Today, the Parliament of Romania elected a pro-European center-right government headed by economist Florin Kicu from the National Liberal Party (PNL).
PNL of former Prime Minister Ludovic Orban will be the main party of the Government, while the Social Democratic Party (PSD), which won the most votes in the elections on December 6, will remain in opposition.
260 out of 465 MPs voted for the election of the Government, and 186 voted against.
Along with the PNL, the new ruling majority consists of the alliance of reform parties USR-PLUS and the party of the Hungarian minority UDMR.
Kicu (48), a former banker and finance minister, becomes prime minister at a time when Romania is facing a tough fight against the coronavirus pandemic and its economic consequences.
"I assure you that I will not betray your trust. We will do everything we can to achieve two goals, to overcome the health crisis as soon as possible and to get the economy back on its feet," Kicu told the deputies.
Before entering politics in 2016, Kicu worked for the Central Bank of New Zealand and the European Investment Bank. He studied in the USA.
In the elections on December 6, PSD won about 30 percent of the votes, PNL about 25 percent, and the USR-PLUS coalition about 15 percent of the votes.

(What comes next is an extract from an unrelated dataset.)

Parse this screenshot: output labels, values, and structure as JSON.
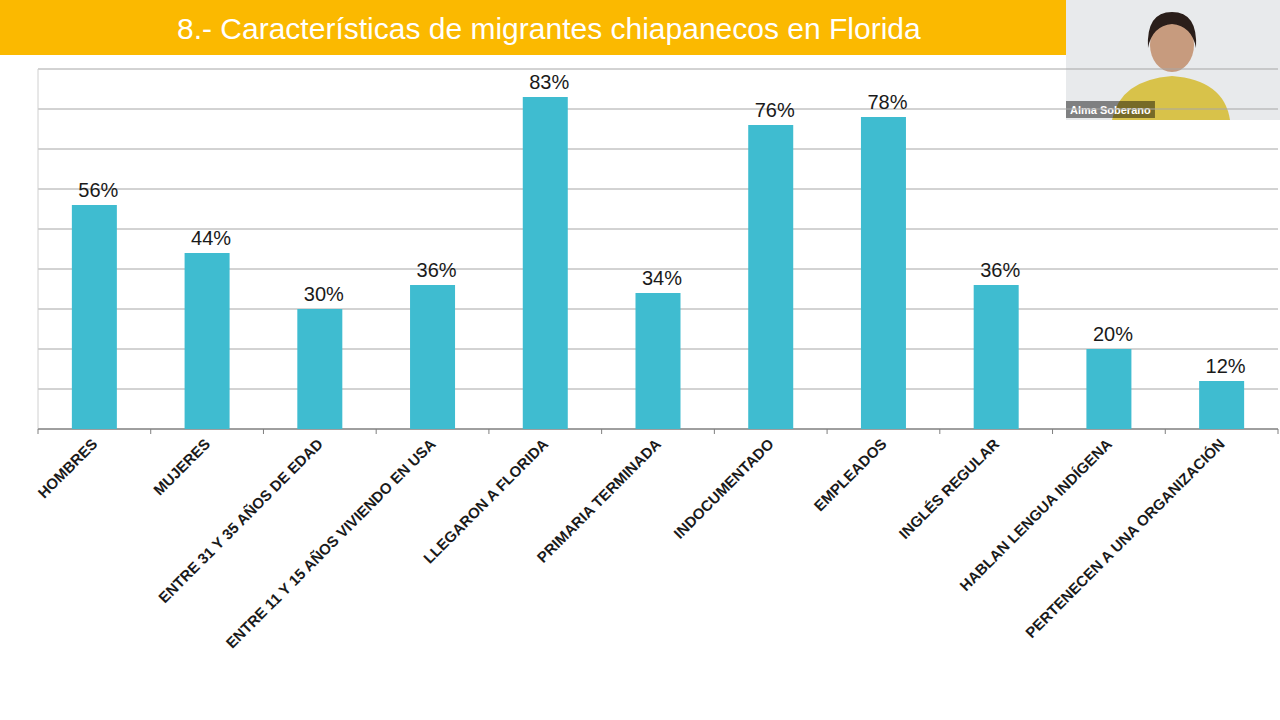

The PSD, which ruled Romania from the fall of communism in 1989 until 2019, faced numerous criticisms from both the country and the EU in previous years, as well as mass protests by citizens due to its efforts to control the judicial system and a series of corruption scandals whose actors were its prominent members.
Even before the coronavirus pandemic, Romania was severely affected by poverty, as more than 25 percent of its 19 million inhabitants live on less than $5,5 a day. The pandemic further exacerbated structural problems and brought the overstretched healthcare system to the brink of collapse.